Postgres features for Ruby developers

About postgres

Postgres is a relational database which is widely used by Ruby developers.

For instance, it’s the default database for Heroku (a popular hosting provider for Ruby apps).

Like most databases, postgres uses standard SQL. It also offers many features which are not available in most other databases.

I’m going to provide a high-level overview of features here without providing much detail. If you have questions, the online documentation for postgres is comprehensive, useful, and up to date.

Overview of Features

UUID columns

By default, Rails gives you tables with an integer ID. This ID is always generated when you create a new record - you can’t specify the value for a new records ID.

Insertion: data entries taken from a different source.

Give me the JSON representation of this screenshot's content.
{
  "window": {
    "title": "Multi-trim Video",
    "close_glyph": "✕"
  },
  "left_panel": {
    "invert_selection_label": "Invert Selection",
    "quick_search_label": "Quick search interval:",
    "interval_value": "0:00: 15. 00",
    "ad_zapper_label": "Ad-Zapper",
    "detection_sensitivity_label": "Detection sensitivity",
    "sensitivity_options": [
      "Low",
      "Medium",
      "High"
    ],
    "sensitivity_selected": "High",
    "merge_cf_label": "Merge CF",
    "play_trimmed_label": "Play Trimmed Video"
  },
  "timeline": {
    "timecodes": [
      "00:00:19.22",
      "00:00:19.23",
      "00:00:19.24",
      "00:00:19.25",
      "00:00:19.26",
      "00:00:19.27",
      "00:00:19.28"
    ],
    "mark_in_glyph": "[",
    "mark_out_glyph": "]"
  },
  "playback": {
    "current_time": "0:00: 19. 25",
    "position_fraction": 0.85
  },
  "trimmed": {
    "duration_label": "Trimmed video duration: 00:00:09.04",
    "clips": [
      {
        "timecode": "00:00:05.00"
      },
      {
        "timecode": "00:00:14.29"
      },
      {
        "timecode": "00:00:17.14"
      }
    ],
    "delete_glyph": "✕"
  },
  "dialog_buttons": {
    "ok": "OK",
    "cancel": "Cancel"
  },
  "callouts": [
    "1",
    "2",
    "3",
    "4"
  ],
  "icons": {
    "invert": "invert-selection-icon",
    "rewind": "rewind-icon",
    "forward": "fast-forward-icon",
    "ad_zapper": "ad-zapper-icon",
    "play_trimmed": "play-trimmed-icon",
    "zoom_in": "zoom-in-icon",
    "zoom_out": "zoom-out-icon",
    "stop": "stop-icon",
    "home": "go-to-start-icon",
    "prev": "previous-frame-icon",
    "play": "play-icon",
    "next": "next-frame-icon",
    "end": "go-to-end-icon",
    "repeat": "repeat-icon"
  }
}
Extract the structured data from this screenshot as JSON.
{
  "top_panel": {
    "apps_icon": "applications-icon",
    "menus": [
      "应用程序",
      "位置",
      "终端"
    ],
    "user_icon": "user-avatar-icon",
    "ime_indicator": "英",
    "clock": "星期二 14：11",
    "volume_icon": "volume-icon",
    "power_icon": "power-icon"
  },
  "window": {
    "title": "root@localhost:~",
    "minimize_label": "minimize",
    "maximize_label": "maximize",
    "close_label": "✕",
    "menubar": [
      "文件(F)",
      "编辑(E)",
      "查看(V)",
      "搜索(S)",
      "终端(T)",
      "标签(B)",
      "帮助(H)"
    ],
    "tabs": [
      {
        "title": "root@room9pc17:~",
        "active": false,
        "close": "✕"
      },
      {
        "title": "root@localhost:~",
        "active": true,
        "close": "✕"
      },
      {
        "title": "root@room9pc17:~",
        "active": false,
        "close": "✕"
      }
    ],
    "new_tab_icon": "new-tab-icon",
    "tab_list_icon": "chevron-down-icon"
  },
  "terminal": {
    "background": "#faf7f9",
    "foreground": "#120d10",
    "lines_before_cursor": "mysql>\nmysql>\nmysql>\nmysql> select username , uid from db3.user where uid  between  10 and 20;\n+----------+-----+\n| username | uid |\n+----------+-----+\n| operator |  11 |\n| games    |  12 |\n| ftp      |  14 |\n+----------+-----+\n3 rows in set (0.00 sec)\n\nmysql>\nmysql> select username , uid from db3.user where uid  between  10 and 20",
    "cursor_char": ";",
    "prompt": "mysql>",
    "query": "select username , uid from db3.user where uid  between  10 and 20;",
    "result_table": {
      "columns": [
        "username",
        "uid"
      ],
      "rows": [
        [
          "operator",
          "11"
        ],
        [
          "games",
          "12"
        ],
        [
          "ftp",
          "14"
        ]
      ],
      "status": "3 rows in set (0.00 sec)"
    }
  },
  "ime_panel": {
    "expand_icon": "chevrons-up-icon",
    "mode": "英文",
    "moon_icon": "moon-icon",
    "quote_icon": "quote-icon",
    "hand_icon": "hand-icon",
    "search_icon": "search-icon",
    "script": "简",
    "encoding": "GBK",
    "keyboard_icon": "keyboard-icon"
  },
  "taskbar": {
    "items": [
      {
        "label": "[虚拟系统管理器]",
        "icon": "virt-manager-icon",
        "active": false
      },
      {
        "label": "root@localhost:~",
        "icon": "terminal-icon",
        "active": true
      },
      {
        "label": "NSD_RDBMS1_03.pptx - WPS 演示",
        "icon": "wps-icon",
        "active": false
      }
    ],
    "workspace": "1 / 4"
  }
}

Postgres supports using a Universally Unique ID (UUID) instead.

UUIDs look like this: 93743318-67f4-4c29-8ba0-5ba4f667c7b2.

This can be a useful alternative because it lets you specify the ID, but will still generate an ID if you don’t specify one.

Some apps need fulltext search, but running a separate search engine is hard. Postgres has a reasonably good quality text-search engine built in.

You’ll need to spend some time perusing the documentation to use this - every app is different and you’ll need to configure the search to suit your needs.

Spatial data

One of the most commonly used extensions to postgres is called PostGIS. This lets you store geographic data (e.g. points or areas on a map).

You can then write queries to find (e.g.) what’s within 10km of this point, with the closest points first.


Most web applications using postgres will have one server dedicated to running postgres, with other servers running the web application.

As the amount of data you’re dealing with increases, the database server can become overloaded.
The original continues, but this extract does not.